20 for the Next 20 2015

March, 2015

President and CEO, Adult Friends for Youth


AGE 51

When Deborah Spencer-Chun contemplated a career, the decision was easy. From her parents, who worked for social service agencies, to her siblings, she says helping others is in her DNA. That was 27 years ago. Today, she’s as committed as ever.

While there was no question about her career, the population she ended up working with surprised her. “I didn’t start thinking gangs or male youth. Most people shy away because they think it’s tough to work with adolescents. But I think adolescents are a misunderstood group of kids. This stage when they are trying to find themselves is the best time. … They’re so full of energy and ideas.”

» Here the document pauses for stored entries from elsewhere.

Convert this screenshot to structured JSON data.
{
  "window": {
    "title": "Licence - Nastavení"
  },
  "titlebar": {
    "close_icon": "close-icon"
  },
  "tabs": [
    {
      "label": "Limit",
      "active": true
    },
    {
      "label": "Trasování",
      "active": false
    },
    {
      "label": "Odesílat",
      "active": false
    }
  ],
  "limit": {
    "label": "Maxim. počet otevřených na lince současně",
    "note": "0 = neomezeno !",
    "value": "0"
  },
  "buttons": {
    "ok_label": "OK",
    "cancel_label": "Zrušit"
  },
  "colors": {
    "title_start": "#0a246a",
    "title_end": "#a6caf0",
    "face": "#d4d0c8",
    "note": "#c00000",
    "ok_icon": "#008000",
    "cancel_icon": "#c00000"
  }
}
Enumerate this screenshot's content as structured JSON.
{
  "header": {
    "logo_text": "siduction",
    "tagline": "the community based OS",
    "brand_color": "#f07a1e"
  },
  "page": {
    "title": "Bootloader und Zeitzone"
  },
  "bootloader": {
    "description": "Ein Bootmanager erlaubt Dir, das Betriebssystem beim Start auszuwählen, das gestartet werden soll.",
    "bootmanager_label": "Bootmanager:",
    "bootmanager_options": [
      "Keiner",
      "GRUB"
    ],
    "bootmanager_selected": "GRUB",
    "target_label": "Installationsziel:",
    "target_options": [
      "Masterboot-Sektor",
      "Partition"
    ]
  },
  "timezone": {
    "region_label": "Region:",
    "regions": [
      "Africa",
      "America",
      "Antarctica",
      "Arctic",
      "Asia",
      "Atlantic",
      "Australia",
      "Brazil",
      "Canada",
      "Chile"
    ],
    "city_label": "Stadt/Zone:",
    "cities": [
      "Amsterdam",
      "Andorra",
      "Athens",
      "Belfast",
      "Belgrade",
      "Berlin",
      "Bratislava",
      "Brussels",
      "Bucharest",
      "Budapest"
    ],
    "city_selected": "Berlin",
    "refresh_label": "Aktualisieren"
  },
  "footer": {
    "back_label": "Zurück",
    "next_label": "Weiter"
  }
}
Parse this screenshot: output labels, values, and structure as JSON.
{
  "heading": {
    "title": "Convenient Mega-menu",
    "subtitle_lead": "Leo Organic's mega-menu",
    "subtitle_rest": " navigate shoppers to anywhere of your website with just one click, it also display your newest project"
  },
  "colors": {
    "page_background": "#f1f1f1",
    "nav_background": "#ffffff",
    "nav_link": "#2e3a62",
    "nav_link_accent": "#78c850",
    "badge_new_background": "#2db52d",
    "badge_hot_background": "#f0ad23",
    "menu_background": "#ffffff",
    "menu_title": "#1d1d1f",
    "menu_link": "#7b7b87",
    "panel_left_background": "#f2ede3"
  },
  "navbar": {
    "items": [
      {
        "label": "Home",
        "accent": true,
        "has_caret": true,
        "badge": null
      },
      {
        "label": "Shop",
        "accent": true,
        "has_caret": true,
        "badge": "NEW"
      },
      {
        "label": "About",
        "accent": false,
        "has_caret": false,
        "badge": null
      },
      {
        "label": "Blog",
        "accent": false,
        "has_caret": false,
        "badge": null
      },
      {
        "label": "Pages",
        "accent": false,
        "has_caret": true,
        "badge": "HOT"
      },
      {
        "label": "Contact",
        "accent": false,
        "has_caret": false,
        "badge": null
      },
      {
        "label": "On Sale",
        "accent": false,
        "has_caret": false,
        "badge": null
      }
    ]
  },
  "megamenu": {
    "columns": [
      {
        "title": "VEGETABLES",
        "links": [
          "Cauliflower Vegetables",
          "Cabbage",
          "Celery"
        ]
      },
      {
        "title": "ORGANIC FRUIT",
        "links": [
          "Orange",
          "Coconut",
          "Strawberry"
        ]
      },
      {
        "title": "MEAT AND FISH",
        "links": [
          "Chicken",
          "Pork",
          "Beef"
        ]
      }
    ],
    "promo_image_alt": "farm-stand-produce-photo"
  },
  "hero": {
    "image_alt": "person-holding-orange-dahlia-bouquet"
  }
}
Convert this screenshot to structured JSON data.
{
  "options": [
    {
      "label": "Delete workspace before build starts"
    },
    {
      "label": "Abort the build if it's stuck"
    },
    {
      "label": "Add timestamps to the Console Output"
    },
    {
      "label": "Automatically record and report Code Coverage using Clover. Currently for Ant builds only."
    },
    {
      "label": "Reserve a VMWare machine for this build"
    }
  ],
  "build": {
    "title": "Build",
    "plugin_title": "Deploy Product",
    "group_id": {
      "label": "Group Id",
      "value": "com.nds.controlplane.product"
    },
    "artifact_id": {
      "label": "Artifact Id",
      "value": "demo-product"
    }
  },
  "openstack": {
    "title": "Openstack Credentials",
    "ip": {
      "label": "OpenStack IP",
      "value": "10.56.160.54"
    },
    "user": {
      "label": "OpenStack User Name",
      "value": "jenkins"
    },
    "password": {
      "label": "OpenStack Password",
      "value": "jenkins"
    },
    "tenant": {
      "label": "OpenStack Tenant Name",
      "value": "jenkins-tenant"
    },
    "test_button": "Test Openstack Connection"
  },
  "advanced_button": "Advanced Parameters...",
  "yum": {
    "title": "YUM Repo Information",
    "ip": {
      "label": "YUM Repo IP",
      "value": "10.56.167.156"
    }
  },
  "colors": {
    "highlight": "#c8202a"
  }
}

When she first started, she was primarily out in the field, connecting with kids and rescuing them from fights at three in the morning. Nowadays, she spends more time educating the public on their program. But, regardless of what her job entails, Spencer-Chun is excited and proud of the things her kids and the organization has accomplished.

“We don’t have a termination phase so our kids come back at any time,” she says. “It’s so exciting that we have the kind of relationship with our students that they always call us and want to visit and keep us updated. I’m really blessed to have this job. … I see this as a purpose in life for me.”

Even on bad days, she doesn’t lose sight of why this is her life’s work. “When you lose them to violence and suicide, it’s never easy. But then you remember the reason you’re here. One question I always think about and ask our kids is: ‘What if we didn’t exist?’ Where would they be today? They would say, ‘I’d either be dead or in jail.’ ”

That was the case for former client Malakai Maumalanga. “She was right there with him even when he was incarcerated,” says Adult Friends for Youth VP McKay Schwenke, who has worked alongside Spencer-Chun for the past 23 years. “When he got out of prison, Deb continued to work with him and encouraged him to go to college. He went on to get his bachelor’s and then a master’s degree. Today, he is one of our lead clinicians. That’s just an example of how she’s always willing to do what she can to help. These are her own kids.”